Clean tile processing with defensive bounds checking
```
# Defensive bounds checking included even with perfect tiling
if tiled_row < size and tiled_col < size:
    out_tile[local_row, local_col] = acc
```
With perfect \((9 \times 9)\) tiling, this bounds check is technically unnecessary but included for defensive programming and consistency with other matrix sizes.

Performance considerations

The idiomatic implementation maintains the performance benefits of tiling while providing cleaner abstractions:

Memory locality: Exploits spatial and temporal locality through tiling
Coalesced access: Specialized load layouts ensure coalesced memory access patterns
Compute-memory overlap: Potential overlap through asynchronous memory operations
Shared memory efficiency: No redundant initialization of shared memory
Register pressure: Uses accumulation registers for optimal compute throughput

This implementation shows how high-level abstractions can express complex GPU algorithms without sacrificing performance.

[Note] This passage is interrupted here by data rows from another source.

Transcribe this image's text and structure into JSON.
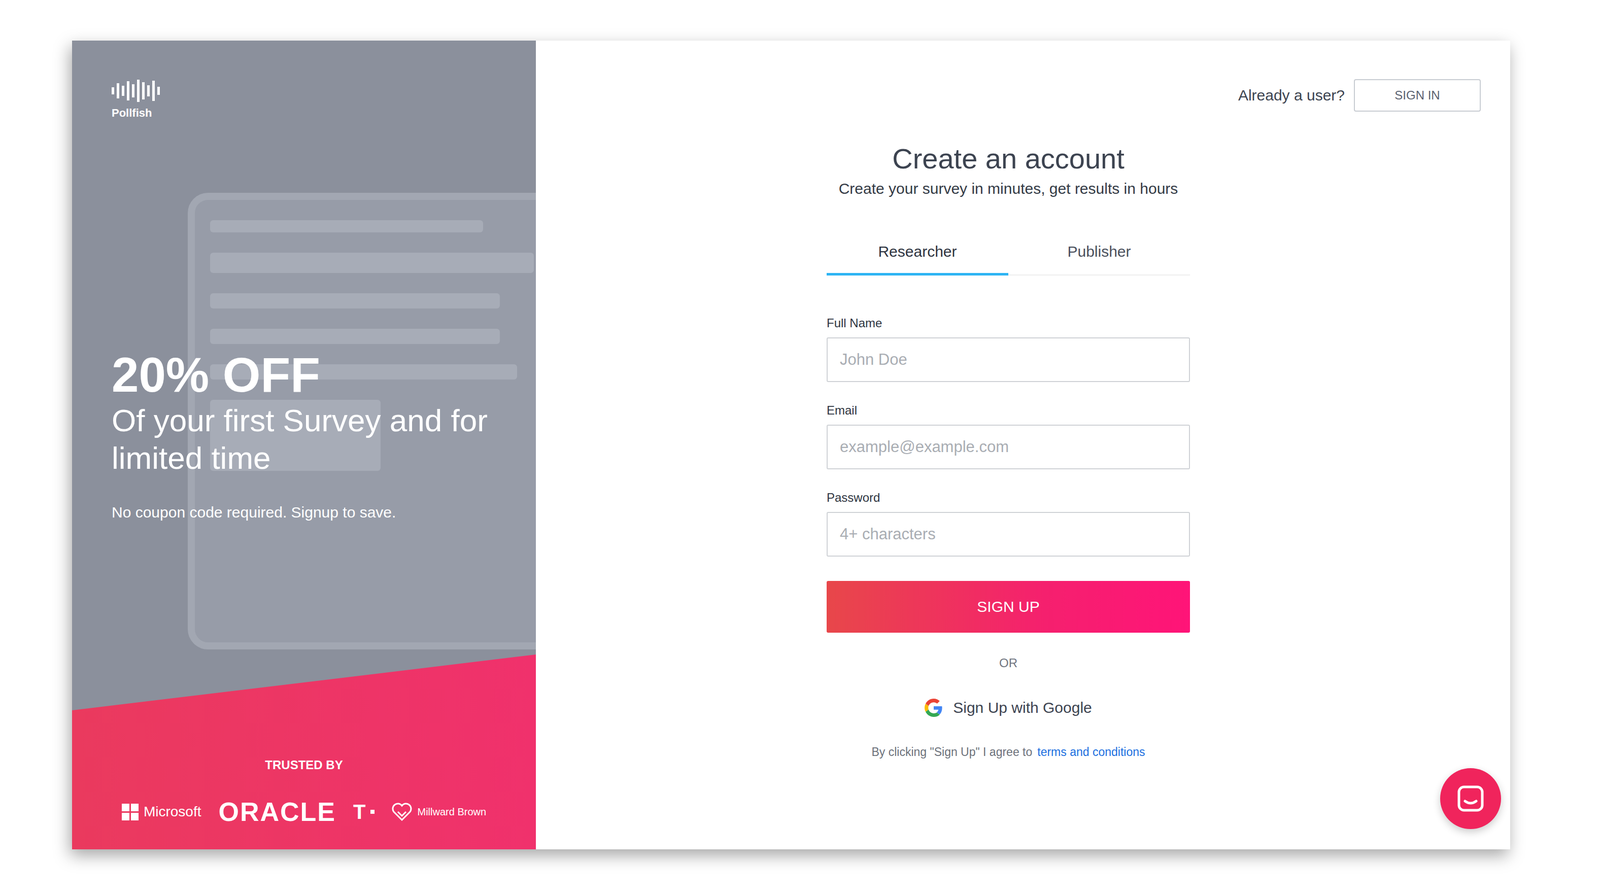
{
  "brand": {
    "name": "Pollfish"
  },
  "promo": {
    "headline": "20% OFF",
    "subheadline": "Of your first Survey and for limited time",
    "note": "No coupon code required. Signup to save."
  },
  "trusted": {
    "label": "TRUSTED BY",
    "logos": [
      {
        "name": "Microsoft",
        "kind": "microsoft"
      },
      {
        "name": "ORACLE",
        "kind": "oracle"
      },
      {
        "name": "T",
        "kind": "telekom"
      },
      {
        "name": "Millward Brown",
        "kind": "millward"
      }
    ]
  },
  "header": {
    "prompt": "Already a user?",
    "button": "SIGN IN"
  },
  "form": {
    "title": "Create an account",
    "subtitle": "Create your survey in minutes, get results in hours",
    "tabs": [
      {
        "label": "Researcher",
        "selected": true
      },
      {
        "label": "Publisher",
        "selected": false
      }
    ],
    "fields": [
      {
        "label": "Full Name",
        "placeholder": "John Doe"
      },
      {
        "label": "Email",
        "placeholder": "example@example.com"
      },
      {
        "label": "Password",
        "placeholder": "4+ characters"
      }
    ],
    "submit": "SIGN UP",
    "divider": "OR",
    "google": "Sign Up with Google",
    "terms_prefix": "By clicking \"Sign Up\" I agree to",
    "terms_link": "terms and conditions"
  }
}
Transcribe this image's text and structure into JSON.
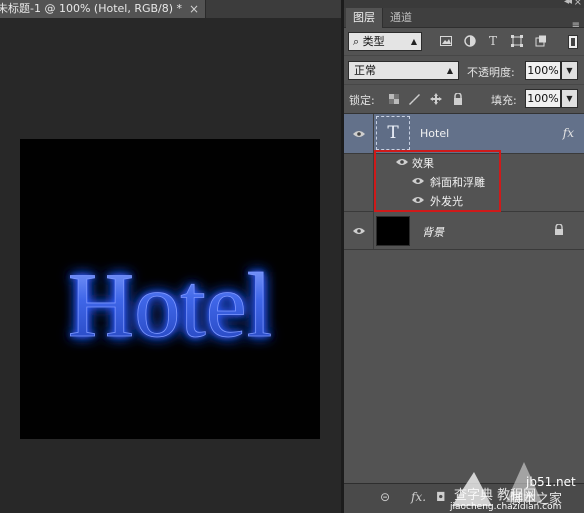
{
  "document": {
    "tab_title": "未标题-1 @ 100% (Hotel, RGB/8) *",
    "tab_close": "×",
    "canvas_text": "Hotel"
  },
  "panel": {
    "tabs": [
      {
        "label": "图层",
        "active": true
      },
      {
        "label": "通道",
        "active": false
      }
    ],
    "collapse_glyph": "◂◂",
    "close_glyph": "×",
    "menu_glyph": "≡",
    "filter": {
      "kind_label": "类型",
      "icons": [
        "image-filter-icon",
        "adjustment-filter-icon",
        "text-filter-icon",
        "shape-filter-icon",
        "smart-object-filter-icon"
      ]
    },
    "blend_mode": "正常",
    "opacity_label": "不透明度:",
    "opacity_value": "100%",
    "lock_label": "锁定:",
    "fill_label": "填充:",
    "fill_value": "100%",
    "layers": [
      {
        "name": "Hotel",
        "type": "text",
        "thumb": "T",
        "fx": "fx",
        "selected": true
      },
      {
        "name": "背景",
        "type": "background",
        "locked": true
      }
    ],
    "effects": {
      "group_label": "效果",
      "items": [
        "斜面和浮雕",
        "外发光"
      ]
    },
    "bottom_bar": {
      "link": "⊝",
      "fx": "fx.",
      "mask": "◘"
    }
  },
  "watermark": {
    "line1": "jb51.net",
    "line2": "脚本之家",
    "line3": "查字典 教程网",
    "line4": "jiaocheng.chazidian.com"
  },
  "colors": {
    "selection_highlight": "#63718a",
    "effects_outline": "#cf1a1a",
    "glow_blue": "#2f5cff"
  }
}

It’s a prime example of Mojo’s philosophy: combining high-level expressiveness with low-level performance control.

Key differences from manual tiling

Feature	Manual Tiling	Idiomatic Tiling
Memory access	Direct indexing with bounds checks	LayoutTensor tile API
Tile loading	Explicit element-by-element copying	Dedicated copy engine bulk transfers
Shared memory	Manual initialization (zeroing)	Managed by copy functions
Code complexity	More verbose with explicit indexing	More concise with higher-level APIs
Bounds checking	Multiple checks during loading and computing	Single defensive check at final write

The idiomatic approach is not just cleaner but also potentially more performant due to the use of specialized memory layouts and asynchronous operations.